É possível desenvolver a habilidade de agir por instinto. E a demanda por gente capaz de fazer aflorar essa capacidade, principalmente no ambiente de trabalho, vem aumentando. “Vimos o interesse pela intuição explodir nos nossos grupos”, diz Daniel Delarossa, sócio-fundador do Zymi Group Brasil, dedicado à formação de empreendedores, líderes e gestores empresariais por meio de coaching. Nas atividades que aplicava, Delarossa tinha pequenos capítulos dedicados à intuição no âmbito profissional e via brilhar os olhos dos empresários quando o assunto surgia. “Resolvemos, então, criar um módulo inteiro só de intuição no ambiente de trabalho”, diz Delarossa (leia quadro abaixo com orientações dele e de outros especialistas para você desenvolver sua intuição). O primeiro grupo se reúne este mês em São Paulo. Em sessão única com oito horas de duração, ele já conta com mais de 40 inscritos e, com o tempo, deve ser oferecido em outras capitais brasileiras como Rio de Janeiro, Belo Horizonte, Curitiba, Porto Alegre e Recife. “Também queremos levar o curso de intuição empresarial para dentro das empresas”, afirma Delarossa.


OPORTUNIDADE
O advogado Carlos Fernando Siqueira Castro costuma associar instinto
a coragem. Assim, tomou decisões ousadas como empresário

Na “Toca do Biscoito”, uma franqueadora carioca de lojas de doces, nunca foi ministrado um curso de desenvolvimento de intuição, mas Fabiana Cordeiro, gerente de expansão da marca, sempre se valeu dela. Quando recebe candidatos a novos franqueados, Fabiana precisa fazer uma avaliação rápida do perfil da pessoa que pretende abrir uma loja. E depois de mais de 500 avaliações, ela admite ter alguma sensibilidade. Certa vez, uma mulher bem arrumada e articulada apareceu na empresa querendo abrir uma filial. Rigorosa, a candidata anotava tudo, parecia entender do negócio e se mostrava excepcionalmente eficiente. “Tudo sugeria que ela seria uma boa franqueada, mas alguma coisa não me parecia certa”, afirma a gerente. O processo continuou sem sobressaltos até que um dia a tal candidata enviou um e-mail a seu advogado e, por engano, copiou Fabiana. Nele estava detalhado um maquiavélico plano. A moça queria abrir a loja para logo depois processar a franqueadora, numa espécie de golpe para recuperar o dinheiro investido e ainda receber alguma indenização. “Sabia que tinha alguma coisa errada”, diz Fabiana. “Se tivesse respeitado minha intuição, teria economizado tempo.”

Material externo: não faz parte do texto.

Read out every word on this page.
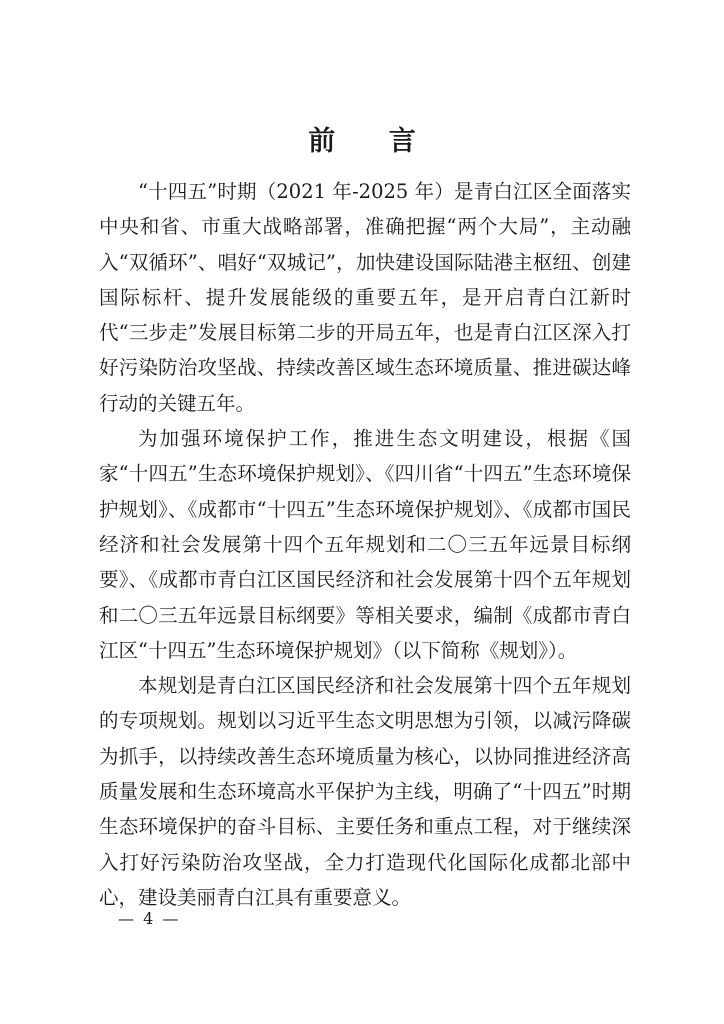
前 言

“十四五”时期（2021 年-2025 年）是青白江区全面落实中央和省、市重大战略部署，准确把握“两个大局”，主动融入“双循环”、唱好“双城记”，加快建设国际陆港主枢纽、创建国际标杆、提升发展能级的重要五年，是开启青白江新时代“三步走”发展目标第二步的开局五年，也是青白江区深入打好污染防治攻坚战、持续改善区域生态环境质量、推进碳达峰行动的关键五年。

为加强环境保护工作，推进生态文明建设，根据《国家“十四五”生态环境保护规划》、《四川省“十四五”生态环境保护规划》、《成都市“十四五”生态环境保护规划》、《成都市国民经济和社会发展第十四个五年规划和二〇三五年远景目标纲要》、《成都市青白江区国民经济和社会发展第十四个五年规划和二〇三五年远景目标纲要》等相关要求，编制《成都市青白江区“十四五”生态环境保护规划》（以下简称《规划》）。

本规划是青白江区国民经济和社会发展第十四个五年规划的专项规划。规划以习近平生态文明思想为引领，以减污降碳为抓手，以持续改善生态环境质量为核心，以协同推进经济高质量发展和生态环境高水平保护为主线，明确了“十四五”时期生态环境保护的奋斗目标、主要任务和重点工程，对于继续深入打好污染防治攻坚战，全力打造现代化国际化成都北部中心，建设美丽青白江具有重要意义。

— 4 —
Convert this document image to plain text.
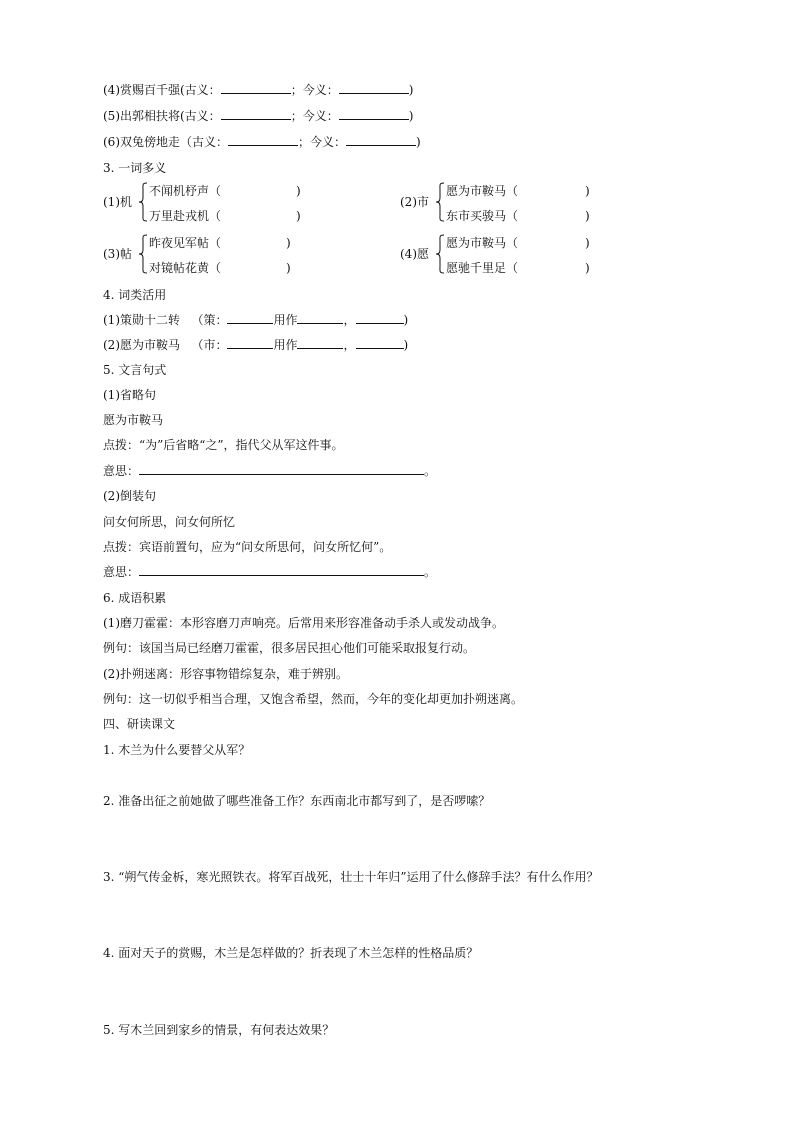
(4)赏赐百千强(古义：	；今义：	)
(5)出郭相扶将(古义：	；今义：	)
(6)双兔傍地走（古义：	；今义：	)
3. 一词多义
(1)机
不闻机杼声（	)
万里赴戎机（	)
(2)市
愿为市鞍马（	)
东市买骏马（	)
(3)帖
昨夜见军帖（	)
对镜帖花黄（	)
(4)愿
愿为市鞍马（	)
愿驰千里足（	)
4. 词类活用
(1)策勋十二转 （策：	用作	，	)
(2)愿为市鞍马 （市：	用作	，	)
5. 文言句式
(1)省略句
愿为市鞍马
点拨：“为”后省略“之”，指代父从军这件事。
意思：	。
(2)倒装句
问女何所思，问女何所忆
点拨：宾语前置句，应为“问女所思何，问女所忆何”。
意思：	。
6. 成语积累
(1)磨刀霍霍：本形容磨刀声响亮。后常用来形容准备动手杀人或发动战争。
例句：该国当局已经磨刀霍霍，很多居民担心他们可能采取报复行动。
(2)扑朔迷离：形容事物错综复杂，难于辨别。
例句：这一切似乎相当合理，又饱含希望，然而，今年的变化却更加扑朔迷离。
四、研读课文
1. 木兰为什么要替父从军？
2. 准备出征之前她做了哪些准备工作？东西南北市都写到了，是否啰嗦？
3. “朔气传金柝，寒光照铁衣。将军百战死，壮士十年归”运用了什么修辞手法？有什么作用？
4. 面对天子的赏赐，木兰是怎样做的？折表现了木兰怎样的性格品质？
5. 写木兰回到家乡的情景，有何表达效果？
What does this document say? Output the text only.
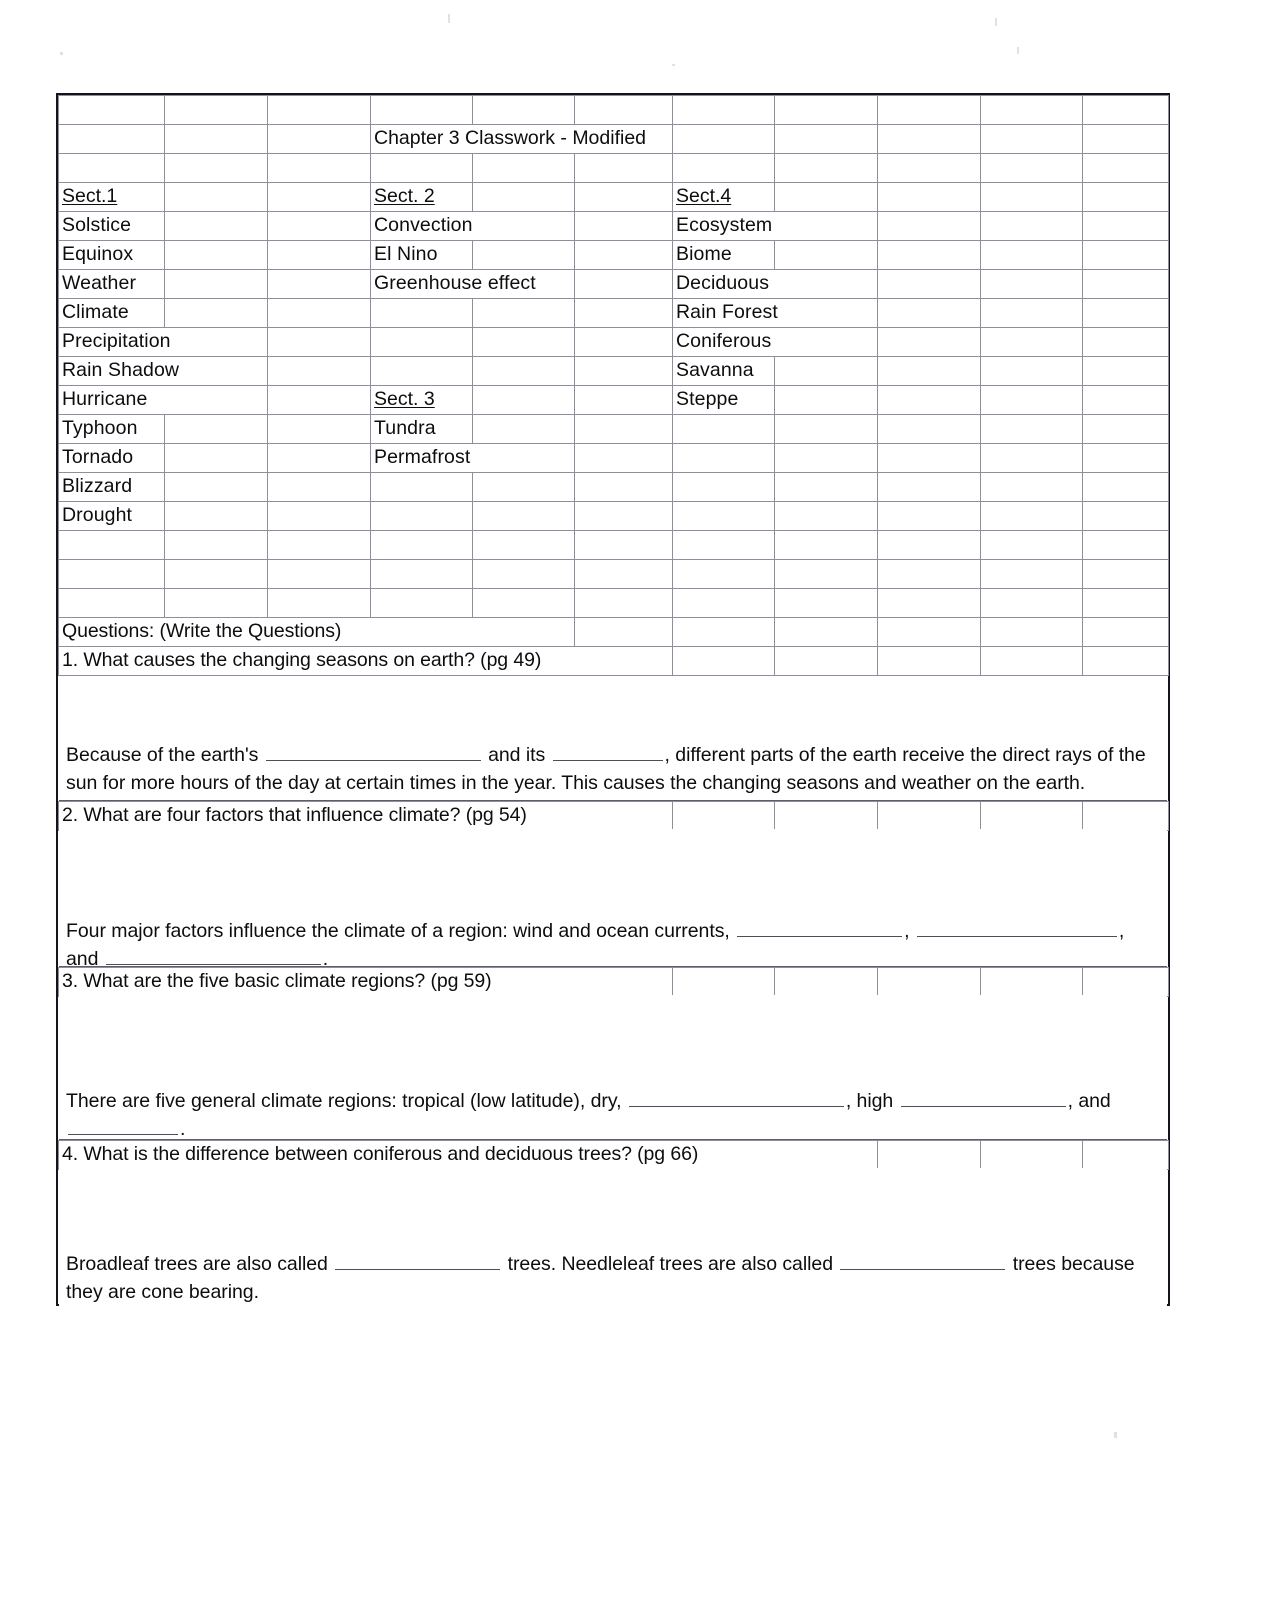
			Chapter 3 Classwork - Modified							

Sect.1			Sect. 2			Sect.4				
Solstice			Convection			Ecosystem				
Equinox			El Nino			Biome				
Weather			Greenhouse effect			Deciduous				
Climate						Rain Forest				
Precipitation						Coniferous				
Rain Shadow						Savanna				
Hurricane			Sect. 3			Steppe				
Typhoon			Tundra							
Tornado			Permafrost							
Blizzard										
Drought										

Questions: (Write the Questions)										
1. What causes the changing seasons on earth? (pg 49)										

Because of the earth's	and its	, different parts of the earth receive the direct rays of the sun for more hours of the day at certain times in the year. This causes the changing seasons and weather on the earth.

2. What are four factors that influence climate? (pg 54)					

Four major factors influence the climate of a region: wind and ocean currents,	,	, and	.

3. What are the five basic climate regions? (pg 59)					

There are five general climate regions: tropical (low latitude), dry,	, high	, and .

4. What is the difference between coniferous and deciduous trees? (pg 66)			

Broadleaf trees are also called	trees. Needleleaf trees are also called	trees because they are cone bearing.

Se no ambiente corporativo a intuição já ganha espaço, na medicina ela ainda é vista com ressalvas. Mas uma pesquisa conduzida pela Universidade de Oxford, publicada em setembro, começa a mudar essa escrita. Nela, 3.890 casos de atendimento pediátrico com crianças de 0 a 16 anos de idade foram esmiuçados e ficou evidente, pelo levantamento, que nas consultas em que os profissionais respeitaram a própria intuição, os tratamentos foram mais eficientes. “O treinamento deve deixar explícito que as suspeitas e os sentimentos inexplicáveis dos médicos são uma importante ferramenta de diagnóstico”, afirmava o texto do trabalho. A pediatra paulistana Cristiane Rios, 33 anos, sabe disso. Com dez anos de prática e seis de consultório, ela desenvolveu a habilidade de ler pacientes e seus pais aflitos logo que eles chegam para uma consulta. “Não é sexto sentido, é experiência que parece que se condensa na minha intuição”, diz ela, que chega a dispensar exames com base no seu instinto.



Apesar de os estudos se voltarem mais para o âmbito profissional, é sabido que a vida pessoal é terreno fértil para a exploração do instinto. Os lampejos intuitivos da professora de dança paulistana Cibele Felix, de 33 anos, por exemplo, a acompanham desde a infância e, recentemente, têm se apresentado com mais clareza e objetividade em seus sonhos. Foi enquanto dormia que Cibele viu o fim de um relacionamento de mais de 15 anos. “Não tinha nada de errado acontecendo entre a gente, tudo parecia bem, mas vivia tendo sonhos sobre o fim do relacionamento”, diz. Neles, o companheiro abandonava Cibele para viajar. Ela acordava aflita, com o coração apertado e desconfiada. “Minha intuição não costuma falhar”, diz.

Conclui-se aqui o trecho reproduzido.